Sunday, January 13, 2008

This Date in Fire History - Jan 13

Today marks the 100th anniversary of yet another tragic fire, one that killed almost one-tenth of a town’s population, and directly affected everyone for miles around. Yet, because it happened in a small town near Philadelphia, instead of a major city like Chicago, Atlanta, or New York, very few people are aware of it.

Even more shamefully, after mentioning this fire many times over the years, I just discovered that I – along with many others – had been misspelling the name of the building where the fire occurred.

Many writers have mentioned the Rhodes Opera House fire. Even the National Fire Protection Association – the world’s leading fire safety and prevention organization – calls it the Rhodes fire. The building where the fire occurred, however, was owned by the Rhoads family (or maybe Rhoades, although the Boyertown Historical Society omits the “e”).

Additionally, it appears the opera house itself not named for the Rhoads family; the Boyertown Opera House merely rented the second floor of the Rhoads Building.

Boyertown, PA, is a small town (population 3702, according to the town’s website) located twenty miles east of Reading and 41 miles northwest of Philadelphia.

On the evening of January 13, 1908, about 350 people were in the Opera House to see a production of The Scottish Reformation, a religious play sponsored by a local church. According to the New York Times account of the tragedy, stereopticon operator H. W. Fisher “must have turned the wrong valve. There was a long, drawn out hissing noise that frightened the women and children.” In the ensuing rush, someone overturned a kerosene tank, which fueled the stage footlights; the kerosene ignited and set fire to the scenery and curtains.

The fire flashed over quickly, causing the audience to panic.
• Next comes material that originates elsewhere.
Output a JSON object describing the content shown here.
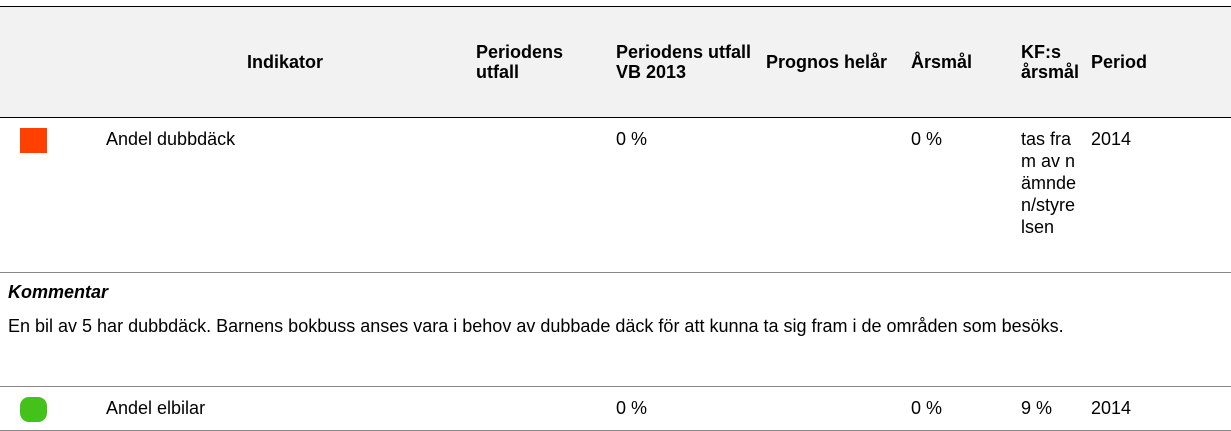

Insufficient exits, locked exits, flammable decorations and furnishings, and the lack of a fire sprinkler system resulted in 170 deaths. Additionally, the two existing fire escapes were difficult to use, since escaping patrons would have to climb over a three-foot window sill. This would have been virtually impossible for an audience that has been described as primarily older women and young children – two populations that have (for different reasons) limited mobility.

According to the Times, the proportion of victims was about nine females to one male.

Contemporary news reports tell of men trampling women and children in their rush to get out. And – as we have seen at the Iroquois Theatre, the Triangle Shirtwaist factory, the Cocoanut Grove, the Rhythm Club, the Beverly Hills Supper Club and the Station Nightclub – rescuers found bodies piled high by the primary entrance.

This fire affected the Boyertown community much more than it would have in a major city. Boyertown, at the time, had about 2000 inhabitants; the small-town setting ensured that everybody in town had a personal relationship to at least one victim.

WFMZ-TV (Channel 69, Philadelphia) produced a one-hour documentary on the fire; it may be available for purchase through the station.